Op het Enkhuizerzand was het jacht Fram gestrand. De schipper eigenaar was overboord geslagen, zijn vrouw werd gered door de Spaanderbank. De man werd dagen later levenloos gevonden bij Lelystad.
De reddingstations Lemmer en Urk voeren urenlang voor gestrande jachten en zoekacties naar mogelijk vermiste schepen of opvarenden. Op veel jachten werden hele gezinnen aangetroffen, die dolgelukkig waren met de hulp die geboden werd. Velen hadden doodsangsten uitgestaan in de korte maar zeer heftige storm.
Langs de Noordzeekust naar de Waddenzee
Op de Noordzee stond de zwaarste storm, maar voeren gelukkig minder schepen. Toch kwamen bijna alle reddingstations er in actie. Vaak voor noodmeldingen van schepen, maar ook voor onduidelijke meldingen over vermeende noodgevallen. Door zout, water en zand was vanaf de wal nauwelijks zichtbaar wat zich op zee afspeelde.
De reddingstations Scheveningen, Katwijk, Egmond en Callantsoog rukten uit, maar hoefden weinig te doen. De meeste schepen wisten zelf een veilig heenkomen te vinden. De reddingboot Kurt Carlsen sleepte na een lange reis de catamaran TamTam naar IJmuiden. Bij Katwijk strandde een jacht, surfers kwamen zelf veilig aan wal. De reddingboot van IJmuiden bracht een jacht met elf opvarenden veilig binnen de pieren.
Op de Hollandse en Friese meren sloegen tientallen kleine open zeilboten om of liepen vol water.
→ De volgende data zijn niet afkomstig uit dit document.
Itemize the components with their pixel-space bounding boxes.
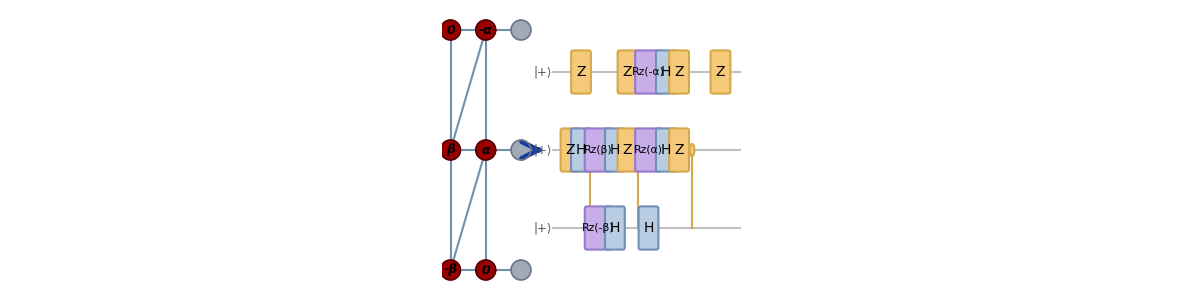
FancyBboxPatch shape xyxy=(605,128,625,172)
Text: Z: Z xyxy=(716,65,725,79)
Text: Rz(-β): Rz(-β) xyxy=(582,223,614,233)
Text: H: H xyxy=(661,143,671,157)
Circle shape xyxy=(511,260,531,280)
Text: |+⟩: |+⟩ xyxy=(534,65,552,79)
Text: α: α xyxy=(481,143,490,157)
Text: β: β xyxy=(446,143,455,157)
FancyBboxPatch shape xyxy=(639,206,659,250)
Text: Z: Z xyxy=(576,65,586,79)
Text: |+⟩: |+⟩ xyxy=(534,143,552,157)
Circle shape xyxy=(440,20,460,40)
FancyBboxPatch shape xyxy=(670,50,689,94)
Text: -α: -α xyxy=(479,23,492,37)
Ellipse shape xyxy=(588,144,593,156)
Circle shape xyxy=(511,20,531,40)
FancyBboxPatch shape xyxy=(711,50,730,94)
FancyBboxPatch shape xyxy=(635,128,661,172)
FancyBboxPatch shape xyxy=(584,206,612,250)
FancyBboxPatch shape xyxy=(618,50,638,94)
Circle shape xyxy=(476,260,496,280)
Circle shape xyxy=(476,140,496,160)
Text: Rz(-α): Rz(-α) xyxy=(632,67,665,77)
Text: Z: Z xyxy=(674,65,684,79)
Text: Z: Z xyxy=(565,143,575,157)
Ellipse shape xyxy=(635,144,640,156)
Text: Z: Z xyxy=(674,143,684,157)
Circle shape xyxy=(440,140,460,160)
Text: Rz(α): Rz(α) xyxy=(634,145,662,155)
Text: H: H xyxy=(644,221,654,235)
Text: Rz(β): Rz(β) xyxy=(583,145,613,155)
Circle shape xyxy=(476,20,496,40)
Text: H: H xyxy=(661,65,671,79)
Text: Z: Z xyxy=(622,143,632,157)
FancyBboxPatch shape xyxy=(571,128,590,172)
Circle shape xyxy=(440,260,460,280)
FancyBboxPatch shape xyxy=(618,128,638,172)
Text: H: H xyxy=(576,143,587,157)
FancyBboxPatch shape xyxy=(657,128,675,172)
FancyBboxPatch shape xyxy=(584,128,612,172)
Text: H: H xyxy=(609,221,620,235)
Text: |+⟩: |+⟩ xyxy=(534,221,552,235)
FancyBboxPatch shape xyxy=(635,50,661,94)
Text: -β: -β xyxy=(444,263,458,277)
Text: 0: 0 xyxy=(446,23,455,37)
FancyBboxPatch shape xyxy=(670,128,689,172)
FancyBboxPatch shape xyxy=(605,206,625,250)
Ellipse shape xyxy=(690,144,694,156)
Text: 0: 0 xyxy=(481,263,490,277)
FancyBboxPatch shape xyxy=(561,128,581,172)
FancyBboxPatch shape xyxy=(571,50,590,94)
Text: H: H xyxy=(609,143,620,157)
Circle shape xyxy=(511,140,531,160)
Text: Z: Z xyxy=(622,65,632,79)
FancyBboxPatch shape xyxy=(657,50,675,94)
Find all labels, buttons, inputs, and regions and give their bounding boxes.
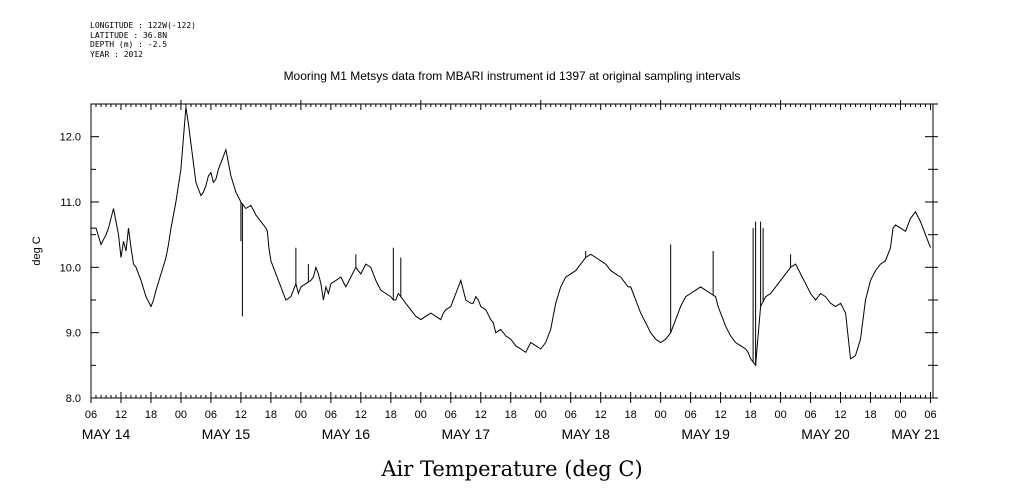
x-tick-label: 12 xyxy=(715,409,727,421)
date-label: MAY 14 xyxy=(82,426,131,442)
plot-frame xyxy=(90,103,934,399)
x-tick-label: 12 xyxy=(475,409,487,421)
x-tick-label: 18 xyxy=(505,409,517,421)
y-tick-label: 9.0 xyxy=(66,328,81,340)
y-tick-label: 10.0 xyxy=(60,262,81,274)
x-tick-label: 00 xyxy=(535,409,547,421)
x-tick-label: 12 xyxy=(355,409,367,421)
x-tick-label: 06 xyxy=(565,409,577,421)
date-label: MAY 18 xyxy=(561,426,610,442)
y-tick-label: 12.0 xyxy=(60,132,81,144)
metadata-block: LONGITUDE : 122W(-122) LATITUDE : 36.8N … xyxy=(90,21,196,59)
date-labels: MAY 14 MAY 15 MAY 16 MAY 17 MAY 18 MAY 19 MAY … xyxy=(82,426,940,442)
date-label: MAY 16 xyxy=(322,426,371,442)
date-label: MAY 21 xyxy=(891,426,940,442)
longitude-label: LONGITUDE : 122W(-122) xyxy=(90,21,196,30)
x-tick-label: 00 xyxy=(295,409,307,421)
x-tick-label: 06 xyxy=(685,409,697,421)
latitude-label: LATITUDE : 36.8N xyxy=(90,30,168,40)
date-label: MAY 15 xyxy=(202,426,251,442)
x-tick-label: 00 xyxy=(655,409,667,421)
date-label: MAY 19 xyxy=(681,426,730,442)
x-tick-label: 18 xyxy=(625,409,637,421)
x-tick-label: 00 xyxy=(774,409,786,421)
x-tick-label: 18 xyxy=(864,409,876,421)
depth-label: DEPTH (m) : -2.5 xyxy=(90,40,168,49)
x-axis-label: Air Temperature (deg C) xyxy=(380,457,642,481)
x-tick-label: 00 xyxy=(175,409,187,421)
x-tick-label: 12 xyxy=(595,409,607,421)
date-label: MAY 17 xyxy=(442,426,491,442)
x-tick-label: 00 xyxy=(415,409,427,421)
x-tick-label: 06 xyxy=(325,409,337,421)
x-tick-label: 18 xyxy=(744,409,756,421)
y-tick-label: 8.0 xyxy=(66,393,81,405)
x-tick-label: 12 xyxy=(115,409,127,421)
chart-title: Mooring M1 Metsys data from MBARI instru… xyxy=(284,69,741,83)
axis-ticks xyxy=(90,100,938,403)
air-temperature-line xyxy=(91,107,931,367)
x-tick-label: 18 xyxy=(385,409,397,421)
x-tick-label: 18 xyxy=(265,409,277,421)
x-tick-label: 18 xyxy=(145,409,157,421)
y-tick-label: 11.0 xyxy=(60,197,81,209)
x-tick-label: 06 xyxy=(445,409,457,421)
spike-marks xyxy=(240,202,792,366)
x-tick-label: 12 xyxy=(235,409,247,421)
y-tick-labels: 8.0 9.0 10.0 11.0 12.0 xyxy=(60,132,81,405)
x-tick-label: 06 xyxy=(205,409,217,421)
year-label: YEAR : 2012 xyxy=(90,49,143,59)
x-tick-label: 12 xyxy=(834,409,846,421)
x-tick-label: 00 xyxy=(894,409,906,421)
x-tick-labels: 06 12 18 00 06 12 18 00 06 12 18 00 06 12 18 00 06 12 18 00… xyxy=(85,409,937,421)
date-label: MAY 20 xyxy=(801,426,850,442)
x-tick-label: 06 xyxy=(85,409,97,421)
x-tick-label: 06 xyxy=(804,409,816,421)
y-axis-label: deg C xyxy=(31,236,43,265)
x-tick-label: 06 xyxy=(924,409,936,421)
Dankzij medewatersporters, die met gevaar voor eigen leven te hulp schoten, zijn heel veel mensen gered. Op het Alkmaardermeer sloeg een zeilboot om. De vijf opvarenden werden ook hier gered, maar één van hen, een 51-jarige vrouw, overleed later in het ziekenhuis.
Op de Waddenzee rookte het water
Vanuit Den Helder voeren de reddingboten Suzanna en Zeeleeuw naar verschillende schepen in nood. Evenals de reddingboot Carlot van Terschelling, de Tjerck Hiddes van Harlingen en de Gebroeders Luden van Lauwersoog. Net als van andere reddingstations meldden de bemanningen van de reddingboten dat het water af en toe “rookte” door de enorme hoeveelheden stuifwater die de storm deed opwaaien en het zicht volledig ontnam. Ernstige ongelukken bleven uit, mede dankzij het ingrijpen van de redders. Ook hier opvallend veel jachten met gezinnen en grote aantallen opvarenden. Allemaal overrompeld door het slechte weer op een dag die mooi begon.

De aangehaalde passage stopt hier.